I am late to the party, but I still remember how I struggled to grok the difference, so I’ll add my 3 cents.
Superficially, those concepts are pretty similar: both allow to define a set of functions that we can attach to module/type. However, the devil lies in the details.
In programming, it is often true that the more restrictive a thing is, the more powerful it becomes, because it can provide more guarantees.
Protocols are the more restrictive and therefore more powerful of the two.
The restriction is that all the functions in the protocol need to start with the same data type.
The super power is that you can define the implementation separately from the protocol definition and type definiion.

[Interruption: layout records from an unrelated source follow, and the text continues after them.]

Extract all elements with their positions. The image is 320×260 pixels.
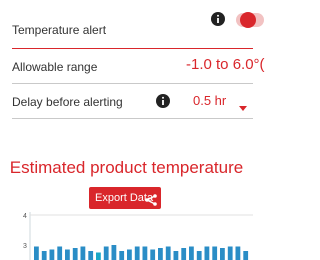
chart-bar bbox=[142, 246, 148, 260]
chart-bar bbox=[119, 251, 125, 260]
chart-bar bbox=[235, 246, 241, 260]
chart-bar bbox=[165, 246, 171, 260]
allowable-range-label: Allowable range bbox=[12, 60, 98, 74]
chart-bar bbox=[181, 248, 187, 260]
y-tick-label: 3 bbox=[23, 243, 27, 250]
chart-bar bbox=[134, 246, 140, 260]
chart-bar bbox=[173, 251, 179, 260]
chart-bar bbox=[34, 246, 39, 260]
chart-bar bbox=[96, 252, 101, 260]
delay-before-alerting-label: Delay before alerting bbox=[12, 95, 123, 109]
delay-select-value[interactable]: 0.5 hr bbox=[193, 93, 226, 108]
divider bbox=[12, 48, 253, 49]
divider bbox=[12, 83, 253, 84]
chevron-down-icon[interactable] bbox=[239, 98, 247, 116]
divider bbox=[12, 118, 253, 119]
chart-bar bbox=[65, 249, 70, 260]
chart-bar bbox=[88, 251, 94, 260]
chart-bar bbox=[103, 246, 109, 260]
export-data-button[interactable]: Export Data bbox=[89, 187, 161, 209]
chart-bar bbox=[220, 248, 225, 260]
chart-bar bbox=[127, 249, 132, 260]
chart-bar bbox=[243, 251, 249, 260]
y-tick-label: 4 bbox=[23, 213, 27, 220]
chart-bar bbox=[57, 246, 63, 260]
chart-title: Estimated product temperature bbox=[9, 158, 244, 177]
chart-bar bbox=[189, 246, 194, 260]
chart-bar bbox=[204, 246, 210, 260]
chart-bar bbox=[227, 246, 233, 260]
chart-bar bbox=[111, 245, 117, 260]
chart-bar bbox=[41, 251, 47, 260]
chart-bar bbox=[49, 249, 55, 260]
allowable-range-value[interactable]: -1.0 to 6.0°( bbox=[186, 56, 265, 73]
chart-bar bbox=[158, 248, 163, 260]
chart-bar bbox=[150, 249, 156, 260]
delay-before-alerting-row: Delay before alerting bbox=[0, 0, 253, 109]
info-icon[interactable] bbox=[156, 94, 170, 113]
chart-bar bbox=[212, 246, 218, 260]
share-icon bbox=[145, 192, 157, 214]
chart-bar bbox=[196, 251, 202, 260]
temperature-bar-chart: 43 bbox=[23, 212, 253, 260]
chart-bar bbox=[72, 248, 78, 260]
chart-bar bbox=[80, 246, 86, 260]
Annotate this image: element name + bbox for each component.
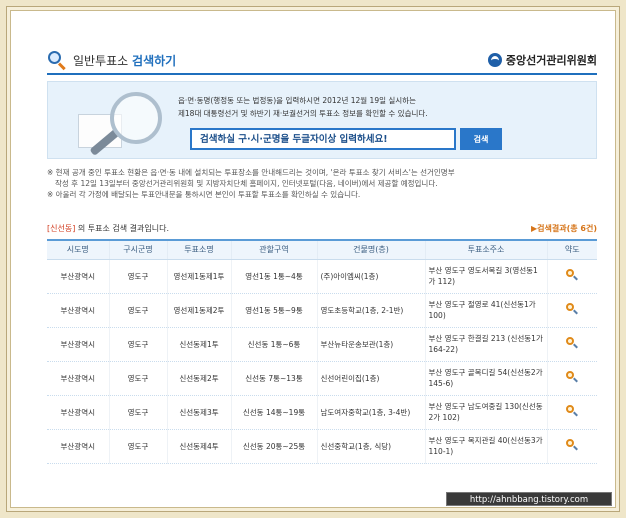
cell-station: 신선동제3투 xyxy=(167,395,232,430)
cell-sido: 부산광역시 xyxy=(47,395,110,430)
cell-map xyxy=(547,395,597,430)
table-row: 부산광역시 영도구 영선제1동제1투 영선1동 1통~4통 (주)아이엠씨(1층… xyxy=(47,259,597,294)
cell-map xyxy=(547,259,597,294)
search-input[interactable] xyxy=(190,128,456,150)
blog-watermark: http://ahnbbang.tistory.com xyxy=(446,492,612,506)
cell-sido: 부산광역시 xyxy=(47,293,110,328)
cell-sigungu: 영도구 xyxy=(109,327,168,362)
map-search-icon[interactable] xyxy=(566,336,579,349)
cell-address: 부산 영도구 남도여중길 130(신선동2가 102) xyxy=(425,395,548,430)
results-table: 시도명 구시군명 투표소명 관할구역 건물명(층) 투표소주소 약도 부산광역시… xyxy=(47,239,597,464)
col-header-area: 관할구역 xyxy=(231,241,318,260)
nec-logo-icon xyxy=(487,53,502,67)
col-header-map: 약도 xyxy=(547,241,597,260)
table-header-row: 시도명 구시군명 투표소명 관할구역 건물명(층) 투표소주소 약도 xyxy=(47,241,597,260)
table-row: 부산광역시 영도구 신선동제1투 신선동 1통~6통 부산뉴타운송보관(1층) … xyxy=(47,327,597,362)
cell-address: 부산 영도구 골목디길 54(신선동2가 145-6) xyxy=(425,361,548,396)
cell-address: 부산 영도구 절영로 41(신선동1가 100) xyxy=(425,293,548,328)
map-search-icon[interactable] xyxy=(566,404,579,417)
cell-building: 신선어린이집(1층) xyxy=(317,361,426,396)
map-search-icon[interactable] xyxy=(566,438,579,451)
cell-sido: 부산광역시 xyxy=(47,429,110,464)
cell-sido: 부산광역시 xyxy=(47,361,110,396)
cell-area: 신선동 14통~19통 xyxy=(231,395,318,430)
title-prefix: 일반투표소 xyxy=(73,53,129,68)
cell-sigungu: 영도구 xyxy=(109,395,168,430)
page-header: 일반투표소 검색하기 중앙선거관리위원회 xyxy=(47,47,597,75)
cell-address: 부산 영도구 한결길 213 (신선동1가 164-22) xyxy=(425,327,548,362)
cell-sigungu: 영도구 xyxy=(109,259,168,294)
brand-name: 중앙선거관리위원회 xyxy=(505,54,597,67)
map-search-icon[interactable] xyxy=(566,268,579,281)
photo-frame: 일반투표소 검색하기 중앙선거관리위원회 읍·면·동명(행정동 또는 법정동)을… xyxy=(6,6,620,512)
notice-line2: 작성 후 12일 13일부터 중앙선거관리위원회 및 지방자치단체 홈페이지, … xyxy=(55,179,438,188)
col-header-station: 투표소명 xyxy=(167,241,232,260)
search-desc-line2: 제18대 대통령선거 및 하반기 재·보궐선거의 투표소 정보를 확인할 수 있… xyxy=(178,109,428,118)
cell-map xyxy=(547,327,597,362)
content-area: 일반투표소 검색하기 중앙선거관리위원회 읍·면·동명(행정동 또는 법정동)을… xyxy=(37,37,603,503)
cell-station: 영선제1동제2투 xyxy=(167,293,232,328)
search-panel: 읍·면·동명(행정동 또는 법정동)을 입력하시면 2012년 12월 19일 … xyxy=(47,81,597,159)
table-row: 부산광역시 영도구 영선제1동제2투 영선1동 5통~9통 영도초등학교(1층,… xyxy=(47,293,597,328)
col-header-sido: 시도명 xyxy=(47,241,110,260)
map-search-icon[interactable] xyxy=(566,370,579,383)
cell-building: 부산뉴타운송보관(1층) xyxy=(317,327,426,362)
cell-building: 영도초등학교(1층, 2-1반) xyxy=(317,293,426,328)
cell-map xyxy=(547,361,597,396)
search-button[interactable]: 검색 xyxy=(460,128,502,150)
cell-station: 신선동제4투 xyxy=(167,429,232,464)
cell-area: 영선1동 1통~4통 xyxy=(231,259,318,294)
results-caption: [신선동] 의 투표소 검색 결과입니다. xyxy=(47,223,169,234)
cell-building: (주)아이엠씨(1층) xyxy=(317,259,426,294)
results-count: ▶검색결과(총 6건) xyxy=(531,223,597,233)
results-location: [신선동] xyxy=(47,223,76,233)
notice-line1: ※ 현재 공개 중인 투표소 현황은 읍·면·동 내에 설치되는 투표장소를 안… xyxy=(47,168,455,177)
col-header-sigungu: 구시군명 xyxy=(109,241,168,260)
cell-building: 신선중학교(1층, 식당) xyxy=(317,429,426,464)
cell-map xyxy=(547,293,597,328)
cell-sigungu: 영도구 xyxy=(109,293,168,328)
cell-area: 신선동 7통~13통 xyxy=(231,361,318,396)
cell-station: 신선동제1투 xyxy=(167,327,232,362)
cell-map xyxy=(547,429,597,464)
search-illustration-icon xyxy=(70,88,180,156)
title-accent: 검색하기 xyxy=(132,53,177,68)
cell-area: 신선동 20통~25통 xyxy=(231,429,318,464)
cell-address: 부산 영도구 복지관길 40(신선동3가 110-1) xyxy=(425,429,548,464)
cell-sigungu: 영도구 xyxy=(109,361,168,396)
results-suffix: 의 투표소 검색 결과입니다. xyxy=(75,223,170,233)
cell-sido: 부산광역시 xyxy=(47,259,110,294)
brand[interactable]: 중앙선거관리위원회 xyxy=(487,52,597,68)
search-description: 읍·면·동명(행정동 또는 법정동)을 입력하시면 2012년 12월 19일 … xyxy=(178,94,588,120)
table-row: 부산광역시 영도구 신선동제3투 신선동 14통~19통 남도여자중학교(1층,… xyxy=(47,395,597,430)
cell-address: 부산 영도구 영도서복길 3(영선동1가 112) xyxy=(425,259,548,294)
table-row: 부산광역시 영도구 신선동제4투 신선동 20통~25통 신선중학교(1층, 식… xyxy=(47,429,597,464)
cell-station: 영선제1동제1투 xyxy=(167,259,232,294)
search-row: 검색 xyxy=(190,128,502,150)
results-header: [신선동] 의 투표소 검색 결과입니다. ▶검색결과(총 6건) xyxy=(47,221,597,235)
col-header-address: 투표소주소 xyxy=(425,241,548,260)
notice-line3: ※ 아울러 각 가정에 배달되는 투표안내문을 통하시면 본인이 투표할 투표소… xyxy=(47,190,361,199)
col-header-building: 건물명(층) xyxy=(317,241,426,260)
cell-sido: 부산광역시 xyxy=(47,327,110,362)
page-title: 일반투표소 검색하기 xyxy=(73,52,176,69)
map-search-icon[interactable] xyxy=(566,302,579,315)
search-desc-line1: 읍·면·동명(행정동 또는 법정동)을 입력하시면 2012년 12월 19일 … xyxy=(178,96,416,105)
cell-sigungu: 영도구 xyxy=(109,429,168,464)
magnifier-icon xyxy=(47,50,67,71)
cell-building: 남도여자중학교(1층, 3-4반) xyxy=(317,395,426,430)
cell-area: 신선동 1통~6통 xyxy=(231,327,318,362)
table-row: 부산광역시 영도구 신선동제2투 신선동 7통~13통 신선어린이집(1층) 부… xyxy=(47,361,597,396)
notice-text: ※ 현재 공개 중인 투표소 현황은 읍·면·동 내에 설치되는 투표장소를 안… xyxy=(47,167,597,200)
cell-area: 영선1동 5통~9통 xyxy=(231,293,318,328)
header-title-group: 일반투표소 검색하기 xyxy=(47,50,176,71)
cell-station: 신선동제2투 xyxy=(167,361,232,396)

E.g. authentication library can define %Account{}
struct, Jason defines Jason.Encoder
and you in your application can define implementation of Jason.Encoder
for %Account{}
struct without touching source code of either of them.
This trick is heavily used to decouple stuff.
Phoenix does not know anything about Ecto and can be used without it.
Ecto does not know anything about Phoenix and can be used without it.
However, Phoenix defines a couple of protocols like Phoenix.Html.FormData
that is implemented for Ecto.Changeset
in a totally separate repository phoenix_ecto
. This makes Phoenix and Ecto work wonderfully together without coupling them.
Behaviours are the less powerful, but more generic of the two.
They are defined on modules instead of data types. We could imagine Jason.Encoder
behaviour defining to_json
function. We could implement it for a module that defines our struct, but we could not do it for externally the %Account{}
struct from authentication library. This is the power loss in comparison to protocols.
However, we can define functions in a behaviour however we want. We are not restricted with all functions taking the same data type as their first argument. This allows us to build machinery that does some common operations and differs in details. E.g. GenServer
always does the same juggling with messages and timeouts and the actual business logic that is interesting is defined in callbacks.
Behaviours are often used for explicitly mocking modules:
- Define a behaviour
- Make production code implement it
- Make mock code also implement it
Another example could be a generic HTTP client, that performs calls, retries and handles failures in a common way, but you can provide different request data and parsing responses in callback modules.
Summary
Use protocols when:
- you have a set of functions working on a particular data type
- you want to allow adding more data types
Use behaviours when:
- you have a set of functions (this time they don’t have to have anything in common)
- you have some generic logic that calls those functions.